Of course one can also have a single MagmaSession shared by all Seaside session and protected with a semaphore.
With Magma, it looks like the best approach is to use a connection pool of Magma sessions.
We have not found this to be necessary.
The end result should be a simple environment where you can immediately start writing a domain model and seaside compoments without having to worry about persistence - I want to rid myself of having to be concerned about that level, doing demos based on image persistence, etcetera, for once and for all :)
We are living in that future today.
It is our intention to enhance Seaside's Sushi shop demo to use Magma. Until then feel free to ask this list for tips and tricks - I monitor it.
On 10/27/05, Brent Pinkney brent.pinkney@aircom.co.za wrote:
Why do I always need to walk along the bleeding edge?
The edge of the cliff is the only place you can see the view :)
Yeah, but they never build a railing...
The only/biggest issue is probably session handling.
Assuming you take the 'in-image-server' advise then a subclass of WASession can quickly allocate new MagmaSession which can be closed in #expire.

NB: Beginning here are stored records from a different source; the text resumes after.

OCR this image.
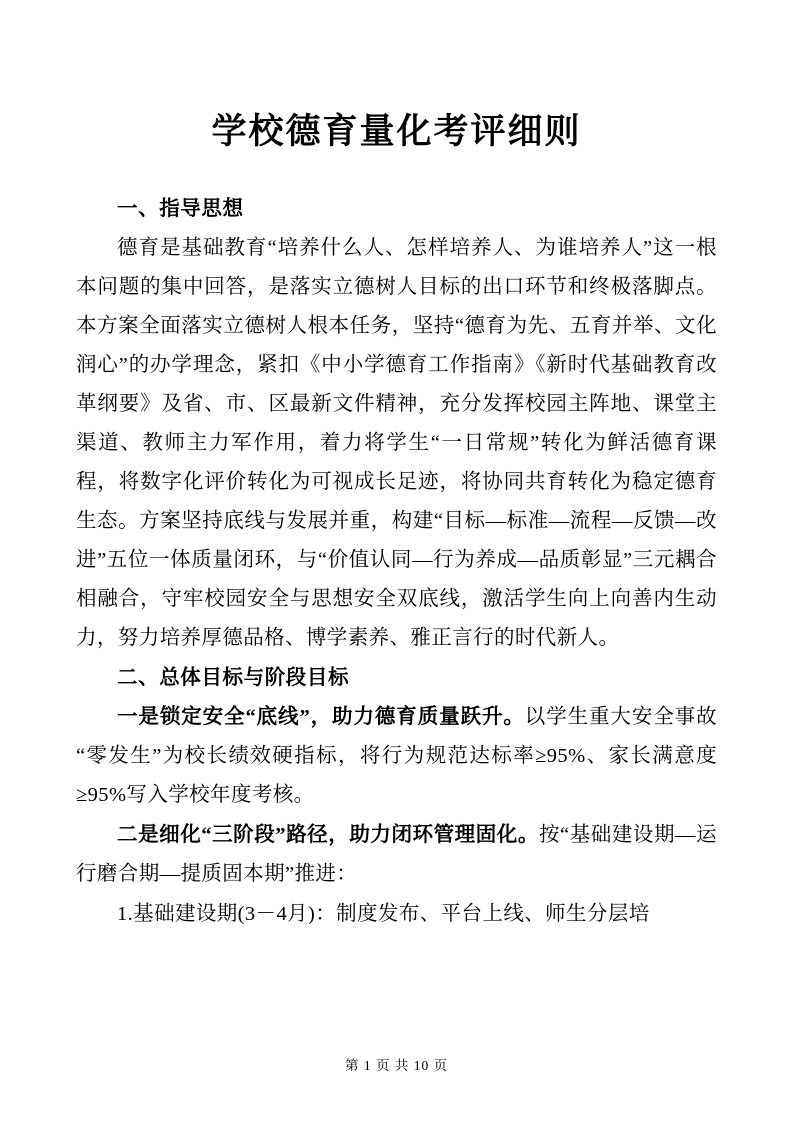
学校德育量化考评细则

一、指导思想

德育是基础教育“培养什么人、怎样培养人、为谁培养人”这一根本问题的集中回答，是落实立德树人目标的出口环节和终极落脚点。本方案全面落实立德树人根本任务，坚持“德育为先、五育并举、文化润心”的办学理念，紧扣《中小学德育工作指南》《新时代基础教育改革纲要》及省、市、区最新文件精神，充分发挥校园主阵地、课堂主渠道、教师主力军作用，着力将学生“一日常规”转化为鲜活德育课程，将数字化评价转化为可视成长足迹，将协同共育转化为稳定德育生态。方案坚持底线与发展并重，构建“目标—标准—流程—反馈—改进”五位一体质量闭环，与“价值认同—行为养成—品质彰显”三元耦合相融合，守牢校园安全与思想安全双底线，激活学生向上向善内生动力，努力培养厚德品格、博学素养、雅正言行的时代新人。

二、总体目标与阶段目标

一是锁定安全“底线”，助力德育质量跃升。以学生重大安全事故“零发生”为校长绩效硬指标，将行为规范达标率≥95%、家长满意度≥95%写入学校年度考核。

二是细化“三阶段”路径，助力闭环管理固化。按“基础建设期—运行磨合期—提质固本期”推进：

1.基础建设期(3－4月)：制度发布、平台上线、师生分层培

第 1 页 共 10 页
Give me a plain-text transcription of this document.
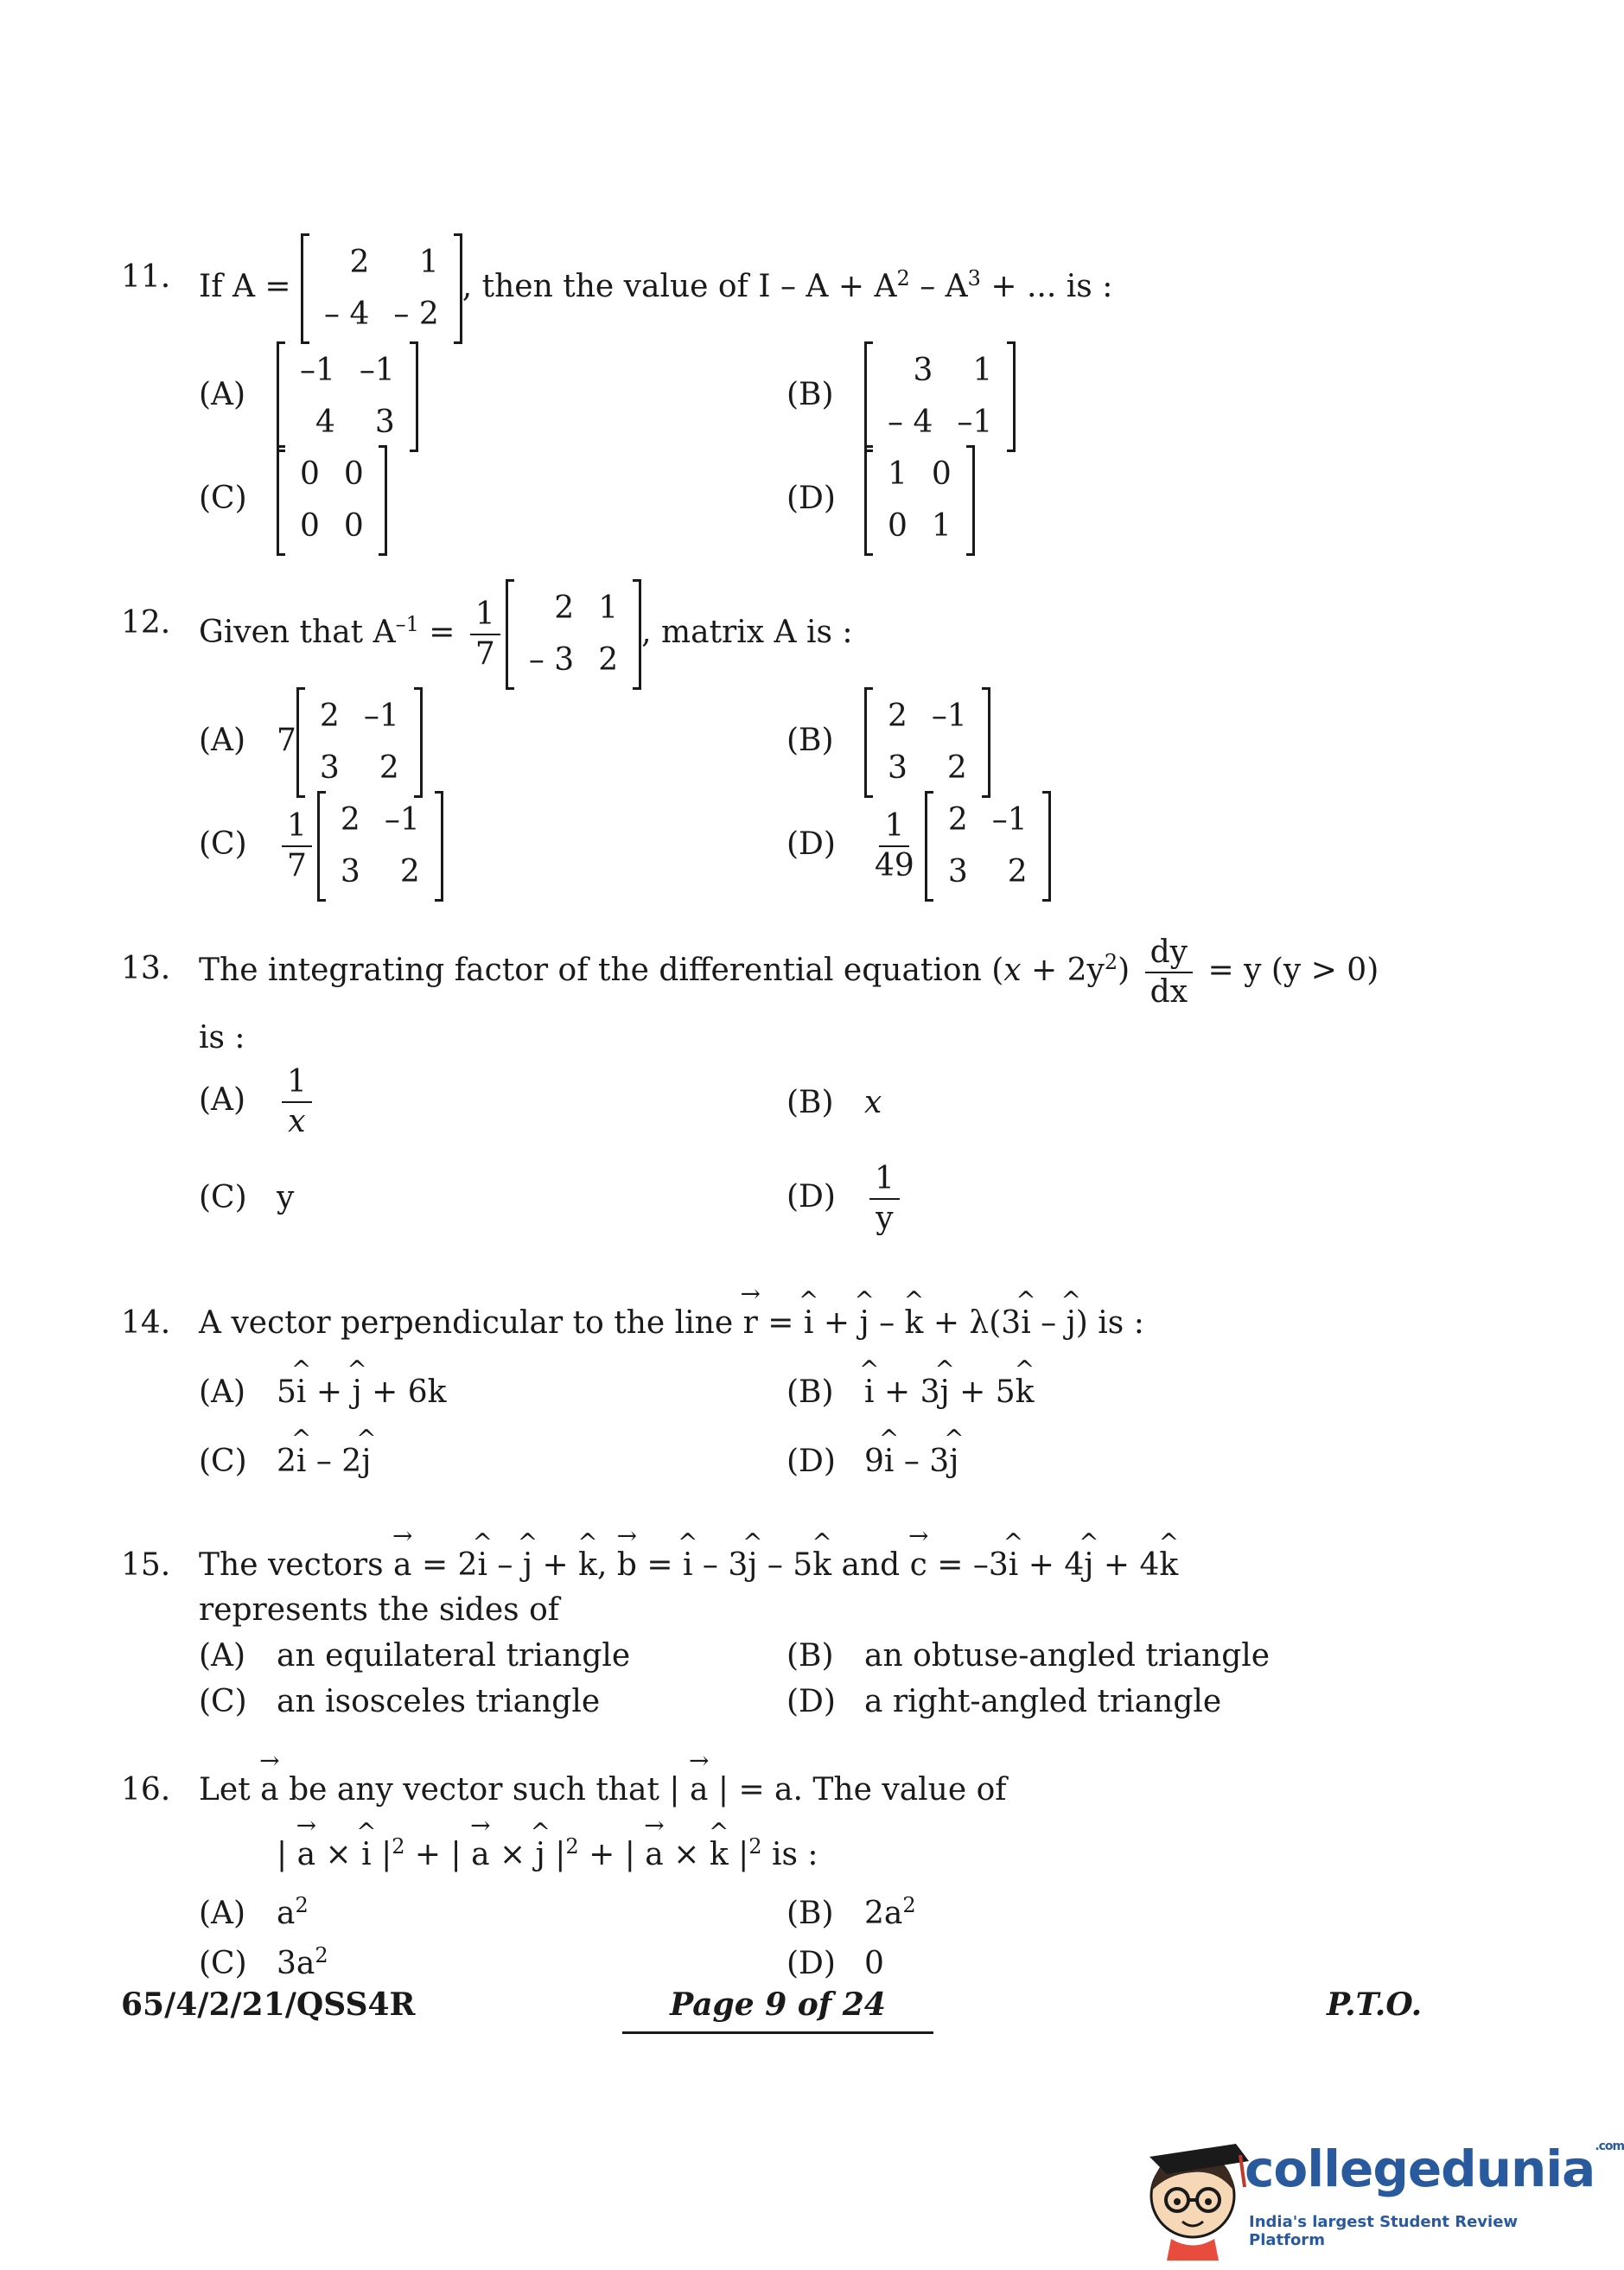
11. If A =
2	1
– 4	– 2
, then the value of $I - A + A^2 - A^3$ + ... is :
(A)
–1	–1
4	3
(B)
3	1
– 4	–1
(C)
0	0
0	0
(D)
1	0
0	1
12. Given that $A^{-1} = \frac{1}{7} 2$	1
– 3	2
, matrix A is :
(A) 7
2	–1
3	2
(B)
2	–1
3	2
$(C) \frac{1}{7} 2$	–1
3	2
$(D) \frac{1}{49} 2$	–1
3	2
13. The integrating factor of the differential equation $(x + 2y^2) \frac{dy}{dx} = y$ (y > 0)
is :
$(A) \frac{1}{x}$	(B) x
(C) y	$(D) \frac{1}{y}$
14. A vector perpendicular to the line → r = ^ i + ^ j – ^ k + λ(3^ i – ^ j) is :
(A) 5^ i + ^ j + 6k	(B) ^ i + 3^ j + 5^ k
(C) 2^ i – 2^ j	(D) 9^ i – 3^ j
15. The vectors → a = 2^ i – ^ j + ^ k, → b = ^ i – 3^ j – 5^ k and → c = –3^ i + 4^ j + 4^ k
represents the sides of
(A) an equilateral triangle	(B) an obtuse-angled triangle
(C) an isosceles triangle	(D) a right-angled triangle
16. Let → a be any vector such that | → a | = a. The value of
| → a × ^ i $|^2$ + | → a × ^ j $|^2$ + | → a × ^ k $|^2$ is :
(A) $a^2$	(B) $2a^2$
(C) $3a^2$	(D) 0
65/4/2/21/QSS4R	Page 9 of 24	P.T.O.
collegedunia$^{.com}$
India's largest Student Review Platform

Is that fast enough? That's my only concern...
We have not found this to be necessary.
Maybe not, but as it is almost for free because I've got the code lying around... ;)
We are living in that future today.
I'll be there tonight, probably.
Ok, a first version of Nags (which is Not A Groupware System) is on
MCHttpRepository location: 'http://kilana.unibe.ch:8888/SqueakPeople' user: '' password: ''
as NAGS-CdG.1 (or .2, or... I'm still working at it). It still needs to be checked, probably you want to wait a bit until version 2 or 3 arrives :)
It uses Magma, Seaside and Mewa to manage a simple todo list.
In the meantime, I added a package (prereq of NAGS) called Tric-SMAM Scaffolding (Seaside, Mewa and Magma. Sorry...) which is probably going to be the focus of the project - it will hold anything that I can push out of the Nags package as generic code...
On 10/27/05, Cees De Groot cdegroot@gmail.com wrote:
Ok, a first version of Nags (which is Not A Groupware System) is on
MCHttpRepository location: 'http://kilana.unibe.ch:8888/SqueakPeople' user: '' password: ''
And to finish the evening, v1.0 of the, err, product can be admired on http://de-1.tric.nl/seaside/sqp/nags
Login with your SqueakPeople username and password.